Malls are fighting for shoppers with one thing their web rivals can’t offer: parking lots.
With customer traffic sagging, U.S. retail landlords like Indianapolis-based Simon Property Group Inc. are using their sprawling concrete lots to host events such as carnivals, concerts and food-truck festivals. They’re aiming to lure visitors with experiences that can’t be replicated online—and then get them inside the properties to spend some money.
“Events draw people to come to the shopping center,” said Craig Herkimer, whose company, KevaWorks Inc., is working with big landlords including GGP Inc. and Simon to produce outdoor events. “They generate revenue for the owner and offer a chance for cross-promotion, so they can try and drive more customers into the stores.”
Mall owners across the country are grappling with store closings and declining rents. Retail property values are down 3 percent in past six months, as all other types of commercial real estate showed gains, according to the Moody’s/Real Capital Analytics indexes. A Bloomberg gauge of publicly traded mall landlords has tumbled 15 percent in the past year through Thursday, the worst performance among U.S. real estate investment trusts.
Amazon.com Inc. and other internet retailers continue to grow, while department stores including Sears Holdings Corp. and Macy’s Inc. have been closing hundreds of locations.
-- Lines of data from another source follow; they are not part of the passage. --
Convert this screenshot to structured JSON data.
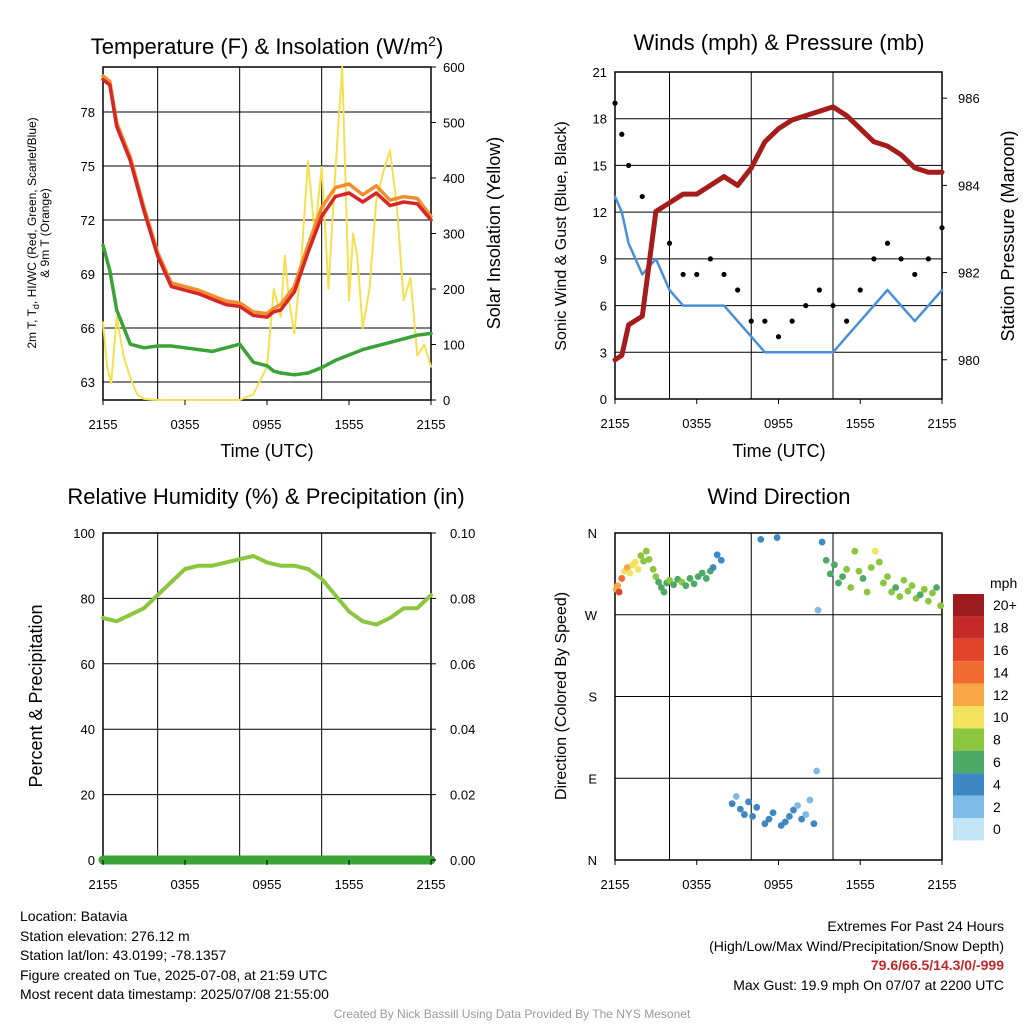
{
  "chart_data": [
    {
      "type": "line",
      "title": "Temperature (F) & Insolation (W/m²)",
      "xlabel": "Time (UTC)",
      "ylabel": "2m T, T_d, HI/WC (Red, Green, Scarlet/Blue) & 9m T (Orange)",
      "ylabel2": "Solar Insolation (Yellow)",
      "x_ticks": [
        "2155",
        "0355",
        "0955",
        "1555",
        "2155"
      ],
      "ylim": [
        62,
        80.5
      ],
      "y_ticks": [
        63,
        66,
        69,
        72,
        75,
        78
      ],
      "ylim2": [
        0,
        600
      ],
      "y2_ticks": [
        0,
        100,
        200,
        300,
        400,
        500,
        600
      ],
      "x_hours": [
        0,
        0.5,
        1,
        2,
        3,
        4,
        5,
        6,
        7,
        8,
        9,
        10,
        11,
        12,
        12.5,
        13,
        14,
        15,
        16,
        17,
        18,
        19,
        20,
        21,
        22,
        23,
        24
      ],
      "series": [
        {
          "color": "#d62728",
          "values": [
            79.8,
            79.5,
            77.2,
            75.3,
            72.5,
            70.0,
            68.3,
            68.1,
            67.9,
            67.6,
            67.3,
            67.2,
            66.7,
            66.6,
            66.9,
            67.0,
            68.0,
            70.2,
            72.2,
            73.3,
            73.5,
            73.0,
            73.5,
            72.8,
            73.0,
            72.9,
            72.0
          ]
        },
        {
          "color": "#f28e2b",
          "values": [
            80.0,
            79.7,
            77.4,
            75.5,
            72.7,
            70.2,
            68.5,
            68.3,
            68.1,
            67.8,
            67.5,
            67.4,
            66.9,
            66.8,
            67.1,
            67.3,
            68.3,
            70.6,
            72.7,
            73.8,
            74.0,
            73.4,
            73.9,
            73.1,
            73.3,
            73.2,
            72.2
          ]
        },
        {
          "color": "#3aa335",
          "values": [
            70.6,
            69.2,
            67.0,
            65.1,
            64.9,
            65.0,
            65.0,
            64.9,
            64.8,
            64.7,
            64.9,
            65.1,
            64.1,
            63.9,
            63.6,
            63.5,
            63.4,
            63.5,
            63.8,
            64.2,
            64.5,
            64.8,
            65.0,
            65.2,
            65.4,
            65.6,
            65.7
          ]
        }
      ],
      "insolation": {
        "color": "#f5e050",
        "x_hours": [
          0,
          0.3,
          0.6,
          1.0,
          1.5,
          2.0,
          2.5,
          3.0,
          4,
          6,
          8,
          10,
          11,
          12,
          12.5,
          13,
          13.3,
          13.6,
          14,
          14.5,
          15,
          15.5,
          16,
          16.5,
          17,
          17.5,
          18,
          18.3,
          18.6,
          19,
          19.5,
          20,
          20.5,
          21,
          21.5,
          22,
          22.5,
          23,
          23.5,
          24
        ],
        "values": [
          140,
          60,
          30,
          150,
          80,
          40,
          10,
          2,
          0,
          0,
          0,
          0,
          10,
          60,
          200,
          150,
          260,
          180,
          120,
          250,
          430,
          300,
          420,
          200,
          410,
          600,
          180,
          300,
          260,
          130,
          200,
          360,
          410,
          450,
          350,
          180,
          220,
          80,
          100,
          60
        ]
      }
    },
    {
      "type": "line",
      "title": "Winds (mph) & Pressure (mb)",
      "xlabel": "Time (UTC)",
      "ylabel": "Sonic Wind & Gust (Blue, Black)",
      "ylabel2": "Station Pressure (Maroon)",
      "x_ticks": [
        "2155",
        "0355",
        "0955",
        "1555",
        "2155"
      ],
      "ylim": [
        0,
        21
      ],
      "y_ticks": [
        0,
        3,
        6,
        9,
        12,
        15,
        18,
        21
      ],
      "ylim2": [
        979.1,
        986.6
      ],
      "y2_ticks": [
        980,
        982,
        984,
        986
      ],
      "x_hours": [
        0,
        0.5,
        1,
        2,
        3,
        4,
        5,
        6,
        7,
        8,
        9,
        10,
        11,
        12,
        13,
        14,
        15,
        16,
        17,
        18,
        19,
        20,
        21,
        22,
        23,
        24
      ],
      "series": [
        {
          "color": "#4a90d9",
          "values": [
            13,
            12,
            10,
            8,
            9,
            7,
            6,
            6,
            6,
            6,
            5,
            4,
            3,
            3,
            3,
            3,
            3,
            3,
            4,
            5,
            6,
            7,
            6,
            5,
            6,
            7
          ]
        },
        {
          "color": "#000000",
          "values": [
            19,
            17,
            15,
            13,
            12,
            10,
            8,
            8,
            9,
            8,
            7,
            5,
            5,
            4,
            5,
            6,
            7,
            6,
            5,
            7,
            9,
            10,
            9,
            8,
            9,
            11
          ]
        },
        {
          "color": "#a51c1c",
          "axis": "right",
          "values": [
            980.0,
            980.1,
            980.8,
            981.0,
            983.4,
            983.6,
            983.8,
            983.8,
            984.0,
            984.2,
            984.0,
            984.4,
            985.0,
            985.3,
            985.5,
            985.6,
            985.7,
            985.8,
            985.6,
            985.3,
            985.0,
            984.9,
            984.7,
            984.4,
            984.3,
            984.3
          ]
        }
      ]
    },
    {
      "type": "line",
      "title": "Relative Humidity (%) & Precipitation (in)",
      "ylabel": "Percent & Precipitation",
      "x_ticks": [
        "2155",
        "0355",
        "0955",
        "1555",
        "2155"
      ],
      "ylim": [
        0,
        100
      ],
      "y_ticks": [
        0,
        20,
        40,
        60,
        80,
        100
      ],
      "ylim2": [
        0,
        0.1
      ],
      "y2_ticks": [
        "0.00",
        "0.02",
        "0.04",
        "0.06",
        "0.08",
        "0.10"
      ],
      "x_hours": [
        0,
        1,
        2,
        3,
        4,
        5,
        6,
        7,
        8,
        9,
        10,
        11,
        12,
        13,
        14,
        15,
        16,
        17,
        18,
        19,
        20,
        21,
        22,
        23,
        24
      ],
      "series": [
        {
          "color": "#8cc63f",
          "values": [
            74,
            73,
            75,
            77,
            81,
            85,
            89,
            90,
            90,
            91,
            92,
            93,
            91,
            90,
            90,
            89,
            86,
            81,
            76,
            73,
            72,
            74,
            77,
            77,
            81
          ]
        },
        {
          "color": "#3aa335",
          "axis": "right",
          "values": [
            0,
            0,
            0,
            0,
            0,
            0,
            0,
            0,
            0,
            0,
            0,
            0,
            0,
            0,
            0,
            0,
            0,
            0,
            0,
            0,
            0,
            0,
            0,
            0,
            0
          ]
        }
      ]
    },
    {
      "type": "scatter",
      "title": "Wind Direction",
      "ylabel": "Direction (Colored By Speed)",
      "x_ticks": [
        "2155",
        "0355",
        "0955",
        "1555",
        "2155"
      ],
      "y_ticks": [
        "N",
        "E",
        "S",
        "W",
        "N"
      ],
      "ylim": [
        0,
        360
      ],
      "colorbar": {
        "title": "mph",
        "labels": [
          "20+",
          "18",
          "16",
          "14",
          "12",
          "10",
          "8",
          "6",
          "4",
          "2",
          "0"
        ],
        "colors": [
          "#9b1b1e",
          "#c62a28",
          "#e2442a",
          "#f26b30",
          "#f9a646",
          "#f2e25c",
          "#8cc63f",
          "#4daa66",
          "#3d87c4",
          "#7ebbe6",
          "#c1e4f7"
        ]
      },
      "points": [
        {
          "x": 0.1,
          "dir": 298,
          "spd": 11
        },
        {
          "x": 0.2,
          "dir": 302,
          "spd": 12
        },
        {
          "x": 0.3,
          "dir": 295,
          "spd": 15
        },
        {
          "x": 0.5,
          "dir": 310,
          "spd": 13
        },
        {
          "x": 0.7,
          "dir": 318,
          "spd": 10
        },
        {
          "x": 0.9,
          "dir": 322,
          "spd": 11
        },
        {
          "x": 1.1,
          "dir": 316,
          "spd": 10
        },
        {
          "x": 1.3,
          "dir": 325,
          "spd": 9
        },
        {
          "x": 1.5,
          "dir": 328,
          "spd": 10
        },
        {
          "x": 1.7,
          "dir": 320,
          "spd": 9
        },
        {
          "x": 1.9,
          "dir": 335,
          "spd": 8
        },
        {
          "x": 2.1,
          "dir": 329,
          "spd": 8
        },
        {
          "x": 2.3,
          "dir": 340,
          "spd": 7
        },
        {
          "x": 2.5,
          "dir": 331,
          "spd": 8
        },
        {
          "x": 2.8,
          "dir": 320,
          "spd": 8
        },
        {
          "x": 3.0,
          "dir": 312,
          "spd": 7
        },
        {
          "x": 3.2,
          "dir": 306,
          "spd": 6
        },
        {
          "x": 3.4,
          "dir": 300,
          "spd": 5
        },
        {
          "x": 3.6,
          "dir": 295,
          "spd": 6
        },
        {
          "x": 3.8,
          "dir": 305,
          "spd": 6
        },
        {
          "x": 4.0,
          "dir": 308,
          "spd": 7
        },
        {
          "x": 4.3,
          "dir": 303,
          "spd": 6
        },
        {
          "x": 4.6,
          "dir": 309,
          "spd": 6
        },
        {
          "x": 4.9,
          "dir": 306,
          "spd": 7
        },
        {
          "x": 5.2,
          "dir": 302,
          "spd": 6
        },
        {
          "x": 5.5,
          "dir": 310,
          "spd": 6
        },
        {
          "x": 5.8,
          "dir": 304,
          "spd": 6
        },
        {
          "x": 6.1,
          "dir": 312,
          "spd": 6
        },
        {
          "x": 6.4,
          "dir": 316,
          "spd": 6
        },
        {
          "x": 6.7,
          "dir": 310,
          "spd": 5
        },
        {
          "x": 7.0,
          "dir": 318,
          "spd": 5
        },
        {
          "x": 7.2,
          "dir": 322,
          "spd": 4
        },
        {
          "x": 7.5,
          "dir": 336,
          "spd": 3
        },
        {
          "x": 7.8,
          "dir": 330,
          "spd": 3
        },
        {
          "x": 8.6,
          "dir": 62,
          "spd": 3
        },
        {
          "x": 8.9,
          "dir": 70,
          "spd": 2
        },
        {
          "x": 9.2,
          "dir": 56,
          "spd": 4
        },
        {
          "x": 9.5,
          "dir": 50,
          "spd": 3
        },
        {
          "x": 9.8,
          "dir": 64,
          "spd": 4
        },
        {
          "x": 10.1,
          "dir": 48,
          "spd": 3
        },
        {
          "x": 10.4,
          "dir": 58,
          "spd": 4
        },
        {
          "x": 10.7,
          "dir": 353,
          "spd": 3
        },
        {
          "x": 11.0,
          "dir": 40,
          "spd": 3
        },
        {
          "x": 11.3,
          "dir": 45,
          "spd": 4
        },
        {
          "x": 11.6,
          "dir": 52,
          "spd": 3
        },
        {
          "x": 11.9,
          "dir": 355,
          "spd": 4
        },
        {
          "x": 12.2,
          "dir": 38,
          "spd": 3
        },
        {
          "x": 12.5,
          "dir": 42,
          "spd": 3
        },
        {
          "x": 12.8,
          "dir": 48,
          "spd": 4
        },
        {
          "x": 13.1,
          "dir": 55,
          "spd": 3
        },
        {
          "x": 13.4,
          "dir": 60,
          "spd": 2
        },
        {
          "x": 13.7,
          "dir": 45,
          "spd": 3
        },
        {
          "x": 14.0,
          "dir": 50,
          "spd": 2
        },
        {
          "x": 14.3,
          "dir": 66,
          "spd": 2
        },
        {
          "x": 14.6,
          "dir": 40,
          "spd": 3
        },
        {
          "x": 14.8,
          "dir": 98,
          "spd": 2
        },
        {
          "x": 14.9,
          "dir": 275,
          "spd": 2
        },
        {
          "x": 15.2,
          "dir": 350,
          "spd": 4
        },
        {
          "x": 15.5,
          "dir": 330,
          "spd": 5
        },
        {
          "x": 15.8,
          "dir": 315,
          "spd": 6
        },
        {
          "x": 16.1,
          "dir": 325,
          "spd": 5
        },
        {
          "x": 16.4,
          "dir": 305,
          "spd": 6
        },
        {
          "x": 16.7,
          "dir": 312,
          "spd": 6
        },
        {
          "x": 17.0,
          "dir": 320,
          "spd": 7
        },
        {
          "x": 17.3,
          "dir": 300,
          "spd": 7
        },
        {
          "x": 17.6,
          "dir": 340,
          "spd": 8
        },
        {
          "x": 17.9,
          "dir": 318,
          "spd": 8
        },
        {
          "x": 18.2,
          "dir": 310,
          "spd": 6
        },
        {
          "x": 18.5,
          "dir": 295,
          "spd": 7
        },
        {
          "x": 18.8,
          "dir": 322,
          "spd": 8
        },
        {
          "x": 19.1,
          "dir": 340,
          "spd": 9
        },
        {
          "x": 19.4,
          "dir": 328,
          "spd": 8
        },
        {
          "x": 19.7,
          "dir": 305,
          "spd": 7
        },
        {
          "x": 20.0,
          "dir": 312,
          "spd": 8
        },
        {
          "x": 20.3,
          "dir": 295,
          "spd": 7
        },
        {
          "x": 20.6,
          "dir": 300,
          "spd": 6
        },
        {
          "x": 20.9,
          "dir": 290,
          "spd": 7
        },
        {
          "x": 21.2,
          "dir": 308,
          "spd": 8
        },
        {
          "x": 21.5,
          "dir": 296,
          "spd": 7
        },
        {
          "x": 21.8,
          "dir": 302,
          "spd": 8
        },
        {
          "x": 22.1,
          "dir": 288,
          "spd": 7
        },
        {
          "x": 22.4,
          "dir": 292,
          "spd": 6
        },
        {
          "x": 22.7,
          "dir": 298,
          "spd": 7
        },
        {
          "x": 23.0,
          "dir": 285,
          "spd": 8
        },
        {
          "x": 23.3,
          "dir": 294,
          "spd": 7
        },
        {
          "x": 23.6,
          "dir": 300,
          "spd": 6
        },
        {
          "x": 23.9,
          "dir": 280,
          "spd": 8
        }
      ]
    }
  ],
  "info": {
    "location": "Location: Batavia",
    "elevation": "Station elevation: 276.12 m",
    "latlon": "Station lat/lon: 43.0199; -78.1357",
    "created": "Figure created on Tue, 2025-07-08, at 21:59 UTC",
    "recent": "Most recent data timestamp: 2025/07/08 21:55:00"
  },
  "extremes": {
    "title": "Extremes For Past 24 Hours",
    "subtitle": "(High/Low/Max Wind/Precipitation/Snow Depth)",
    "values": "79.6/66.5/14.3/0/-999",
    "gust": "Max Gust: 19.9 mph On 07/07 at 2200 UTC"
  },
  "credit": "Created By Nick Bassill Using Data Provided By The NYS Mesonet"
}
Payless Inc., the discount shoe seller, is among the latest to announce a massive shuttering—of 400 stores—as part of a bankruptcy plan.The article notes that the United States is home to approximately 1,100 malls. The structure that is the mall, as well as the large parking lots surrounding the building, consume a considerable amount of real estate. When those malls fail, they become extremely difficult to repurpose. They often end up being a blight on the neighborhood for years.
|Photo of Simon Shopping Mall|
But as one looks to the future of retail, one wonders if even the Amazon model might be outdated. The Amazon approach right now is for wholesalers and manufacturers to ship goods to the company which it then stores in incredibly large "fulfillment centers." Then when a customer orders the item from the Amazon website, it gets shipped once again, this time to the customer. Amazon became popular because it enhanced customer convenience by eliminating the need to visit a brick and mortar store to shop. But the Amazon retail approach, which requires considerable overhead, doesn't provide much in the way of cost savings to the consumer. Eventually Amazon may be replaced with a web-based shopping approach that links customers with wholesalers and manufacturers so that items may be purchased directly, saving consumers a substantial amount of money while cutting out brick-and-mortar online retailers such as Amazon.